Even the fourteen items that have been floating around or eight items, the Andreas and the remission criteria, they're not scalable. What does that mean? Very frequent symptoms should, in the population, be less severe, and more severe symptoms should be less frequent because otherwise people couldn't walk around. Only if that's given and gives you a nice overall image of what the patient can do and what the symptoms are, you would be able to call this a scalable scale that you can numerically add together.

And so just by looking at this distribution, and we did that in acutely ill patients, in treatment-resistant patients, in KD, also in the outpatients, and we're now doing it in adolescents. Other groups have repeated this very conveniently. The PANSS-6 emerges at six items, and conveniently, it is three items we should always, on the positive side, ask about delusions, hallucinations, and conceptual disorganization. And we have three negative items that are also very common: affective blunting, alogia, and asociality.

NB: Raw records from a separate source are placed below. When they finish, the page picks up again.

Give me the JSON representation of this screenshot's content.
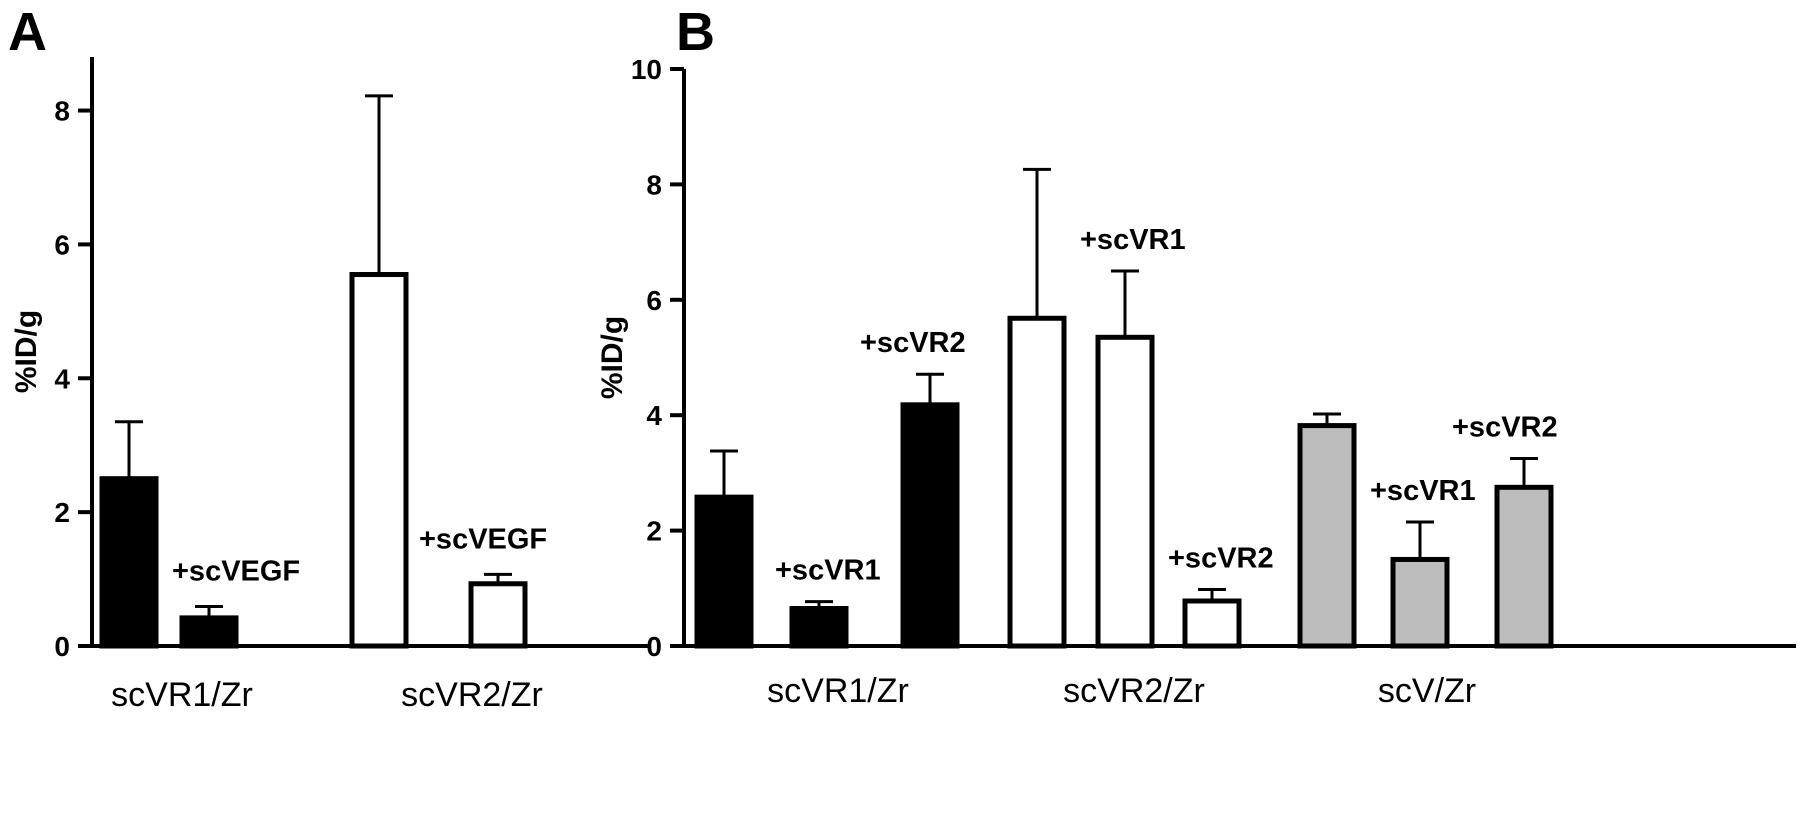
{
  "chart_data": [
    {
      "panel": "A",
      "type": "bar",
      "ylabel": "%ID/g",
      "ylim": [
        0,
        8.8
      ],
      "yticks": [
        0,
        2,
        4,
        6,
        8
      ],
      "groups": [
        "scVR1/Zr",
        "scVR2/Zr"
      ],
      "bars": [
        {
          "group": 0,
          "value": 2.5,
          "error": 0.85,
          "fill": "#000000",
          "label": ""
        },
        {
          "group": 0,
          "value": 0.42,
          "error": 0.17,
          "fill": "#000000",
          "label": "+scVEGF"
        },
        {
          "group": 1,
          "value": 5.55,
          "error": 2.67,
          "fill": "#ffffff",
          "label": ""
        },
        {
          "group": 1,
          "value": 0.93,
          "error": 0.14,
          "fill": "#ffffff",
          "label": "+scVEGF"
        }
      ]
    },
    {
      "panel": "B",
      "type": "bar",
      "ylabel": "%ID/g",
      "ylim": [
        0,
        10
      ],
      "yticks": [
        0,
        2,
        4,
        6,
        8,
        10
      ],
      "groups": [
        "scVR1/Zr",
        "scVR2/Zr",
        "scV/Zr"
      ],
      "bars": [
        {
          "group": 0,
          "value": 2.58,
          "error": 0.8,
          "fill": "#000000",
          "label": ""
        },
        {
          "group": 0,
          "value": 0.65,
          "error": 0.12,
          "fill": "#000000",
          "label": "+scVR1"
        },
        {
          "group": 0,
          "value": 4.18,
          "error": 0.53,
          "fill": "#000000",
          "label": "+scVR2"
        },
        {
          "group": 1,
          "value": 5.68,
          "error": 2.58,
          "fill": "#ffffff",
          "label": ""
        },
        {
          "group": 1,
          "value": 5.35,
          "error": 1.15,
          "fill": "#ffffff",
          "label": "+scVR1"
        },
        {
          "group": 1,
          "value": 0.78,
          "error": 0.2,
          "fill": "#ffffff",
          "label": "+scVR2"
        },
        {
          "group": 2,
          "value": 3.82,
          "error": 0.2,
          "fill": "#bdbdbd",
          "label": ""
        },
        {
          "group": 2,
          "value": 1.5,
          "error": 0.65,
          "fill": "#bdbdbd",
          "label": "+scVR1"
        },
        {
          "group": 2,
          "value": 2.75,
          "error": 0.5,
          "fill": "#bdbdbd",
          "label": "+scVR2"
        }
      ]
    }
  ]
}
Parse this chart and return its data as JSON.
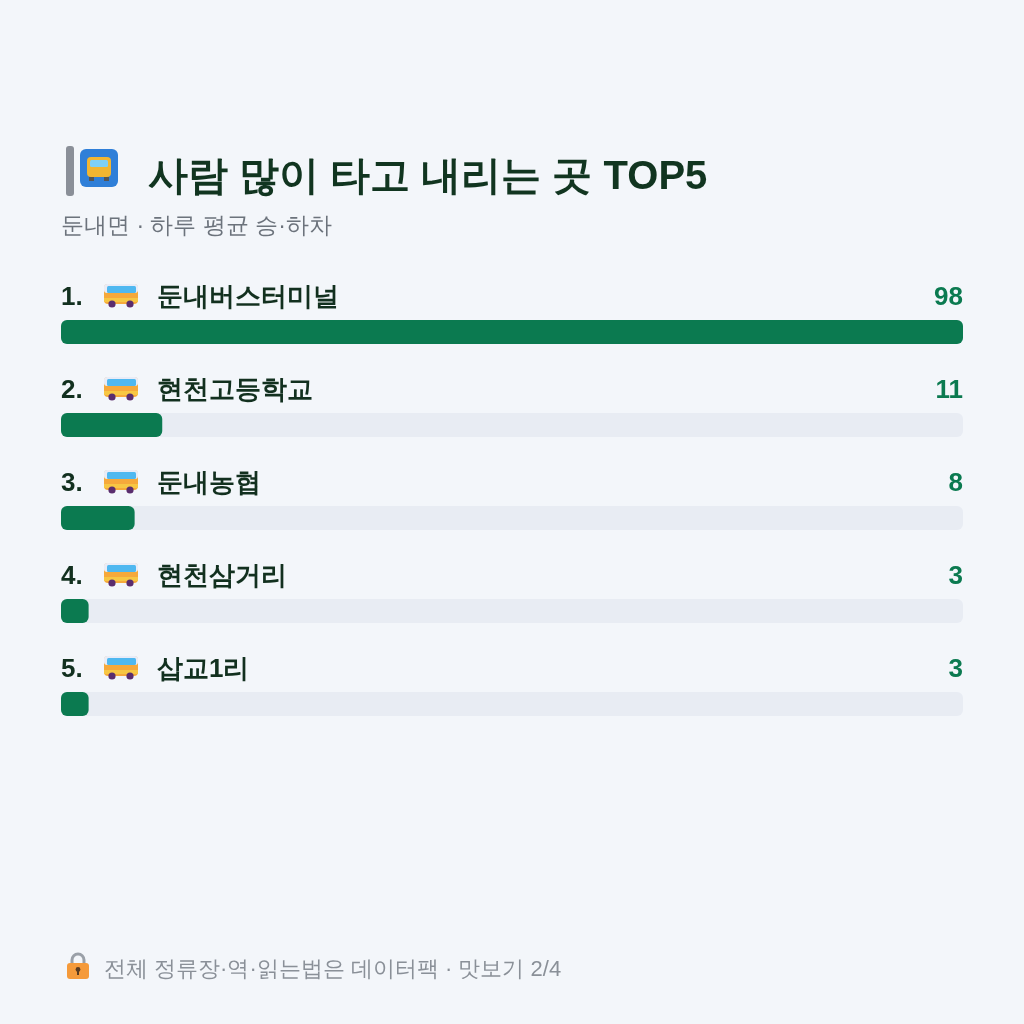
{
  "chart_data": {
    "type": "bar",
    "orientation": "horizontal",
    "title": "사람 많이 타고 내리는 곳 TOP5",
    "subtitle": "둔내면 · 하루 평균 승·하차",
    "categories": [
      "1. 둔내버스터미널",
      "2. 현천고등학교",
      "3. 둔내농협",
      "4. 현천삼거리",
      "5. 삽교1리"
    ],
    "values": [
      98,
      11,
      8,
      3,
      3
    ],
    "color": "#0b7a50",
    "data_labels": true,
    "annotations": [
      "전체 정류장·역·읽는법은 데이터팩 · 맛보기 2/4"
    ]
  }
}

Now, these are six items, but you only need to ask three questions because three are observational: affective, blunting, alogia. You talk to the patient, you look at them—and also the conceptual disorganization—you hear their language. Do they string the words together? So, you only need to ask three questions to get your PANSS-6 that is correlated with the PANSS-30 very tightly. We don't need the PANSS-30, at least in order to capture these two positive and negative symptom domains. So you would have to ask: do you hear voices? Do you feel somebody's out to get you or is there anything unusually happening that others people don't agree with? And then, also, have you been socially active with anyone? And these three negative items actually very nicely dovetail with the PANSS items that are now in the NSA-4.

The NSA-16 has sixteen negative symptoms, but there's a short form. You have both the NSA-4 and the PANSS-6, and these are questions we should always ask during a clinical interview anyway. And that could then give us some basis for measurement-based care that we see whether our treatments actually are helpful and to what degree.